Schools do not change overnight but can evolve reasonably quickly provided the school leader understands what is required. This is not ‘rocket science’ but it is amazing how many school principals do not get the fundamentals right.

The fundamentals are good behaviour for learning by all, focus on engaging teaching around a relevant and exciting curriculum, a strong focus on progress to ensure all succeed, even if from a low base, and engagement with families as well as the children. Real-life extended entitlements to develop the current school curriculum.

As these things develop the school and teachers will review and update their educational theory and practices. By addressing the ‘how, where, with whom and when’ pupils study, schools can get much better learning as well as freeing-up student time for other things, to broaden the curriculum. This happens because the richness of learning interactions in a connected environment with the right pedagogy uses time very much more effectively than traditional approaches. This relates to the point Eric Mazur makes about the richness of student conversation on questions the teacher chooses to get to the heart of the learning concept, and his comparison of this with lecturing.

Becoming a digitally evolving school is essential.
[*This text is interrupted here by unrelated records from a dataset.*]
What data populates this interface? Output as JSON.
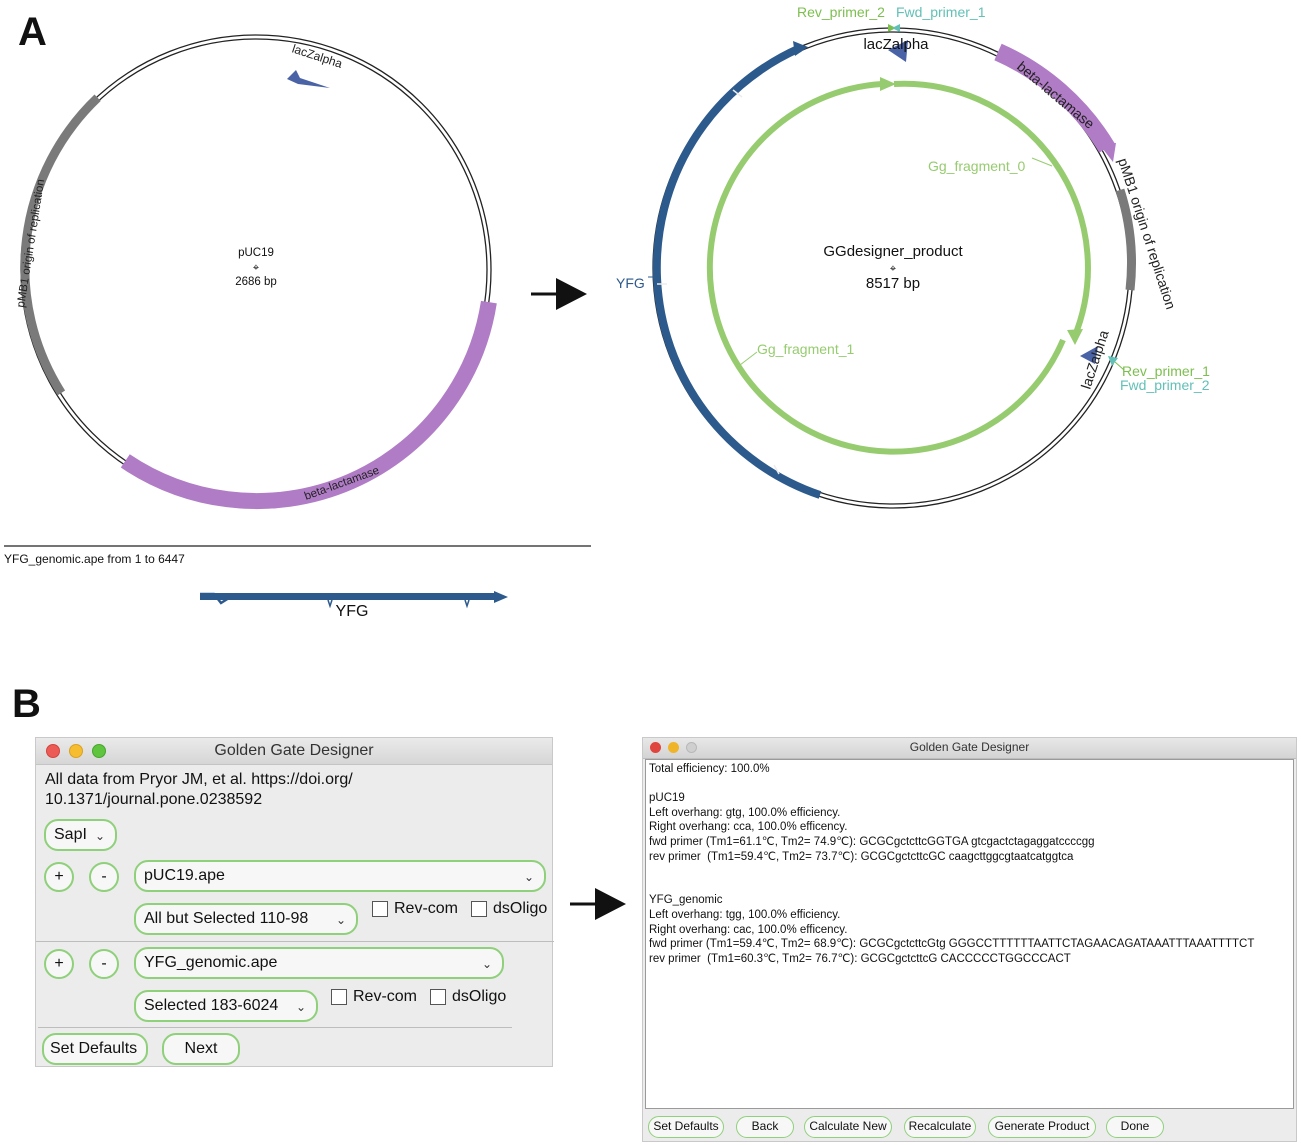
{
  "panels": {
    "a": "A",
    "b": "B"
  },
  "colors": {
    "backbone": "#222222",
    "gray_feature": "#7a7a7a",
    "purple_feature": "#b07cc6",
    "blue_arrow": "#4a62a6",
    "dark_blue": "#2d5a8c",
    "green_feature": "#96cc6f",
    "teal_label": "#62c0b7",
    "green_label": "#7cbf4e"
  },
  "plasmid_left": {
    "name": "pUC19",
    "size": "2686 bp",
    "features": {
      "ori": "pMB1 origin of replication",
      "lac": "lacZalpha",
      "bla": "beta-lactamase"
    }
  },
  "plasmid_right": {
    "name": "GGdesigner_product",
    "size": "8517 bp",
    "features": {
      "bla": "beta-lactamase",
      "ori": "pMB1 origin of replication",
      "lac_top": "lacZalpha",
      "lac_right": "lacZalpha",
      "yfg": "YFG",
      "frag0": "Gg_fragment_0",
      "frag1": "Gg_fragment_1"
    },
    "primers": {
      "rev2": "Rev_primer_2",
      "fwd1": "Fwd_primer_1",
      "rev1": "Rev_primer_1",
      "fwd2": "Fwd_primer_2"
    }
  },
  "linear_map": {
    "caption": "YFG_genomic.ape from 1 to 6447",
    "gene": "YFG"
  },
  "window_left": {
    "title": "Golden Gate Designer",
    "note": "All data from Pryor JM, et al. https://doi.org/ 10.1371/journal.pone.0238592",
    "enzyme": "SapI",
    "plus": "+",
    "minus": "-",
    "chevron": "⌄",
    "part1": {
      "file": "pUC19.ape",
      "region": "All but Selected 110-98",
      "revcom": "Rev-com",
      "dsoligo": "dsOligo"
    },
    "part2": {
      "file": "YFG_genomic.ape",
      "region": "Selected 183-6024",
      "revcom": "Rev-com",
      "dsoligo": "dsOligo"
    },
    "buttons": {
      "defaults": "Set Defaults",
      "next": "Next"
    }
  },
  "window_right": {
    "title": "Golden Gate Designer",
    "output": "Total efficiency: 100.0%\n\npUC19\nLeft overhang: gtg, 100.0% efficiency.\nRight overhang: cca, 100.0% efficency.\nfwd primer (Tm1=61.1℃, Tm2= 74.9℃): GCGCgctcttcGGTGA gtcgactctagaggatccccgg\nrev primer  (Tm1=59.4℃, Tm2= 73.7℃): GCGCgctcttcGC caagcttggcgtaatcatggtca\n\n\nYFG_genomic\nLeft overhang: tgg, 100.0% efficiency.\nRight overhang: cac, 100.0% efficency.\nfwd primer (Tm1=59.4℃, Tm2= 68.9℃): GCGCgctcttcGtg GGGCCTTTTTTAATTCTAGAACAGATAAATTTAAATTTTCT\nrev primer  (Tm1=60.3℃, Tm2= 76.7℃): GCGCgctcttcG CACCCCCTGGCCCACT",
    "buttons": {
      "defaults": "Set Defaults",
      "back": "Back",
      "calc": "Calculate New",
      "recalc": "Recalculate",
      "generate": "Generate Product",
      "done": "Done"
    }
  }
}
The digital environment is what enables everything to change and improve.

The digital evolution combined with children leading learning makes it possible for school funding to be used differently.

Developing engagement with families and helping them become properly and safely digitally connected is a key role for the school.

The benefits to the school are huge in all sorts of ways.

The most difficult task for schools will be breaking the stranglehold of assessment and qualifications. This requires government leadership.

What schools can do is to broaden the base of qualifications that pupils gain and to look for mastery qualifications that will be useful additions to pupils’ portfolios of qualifications.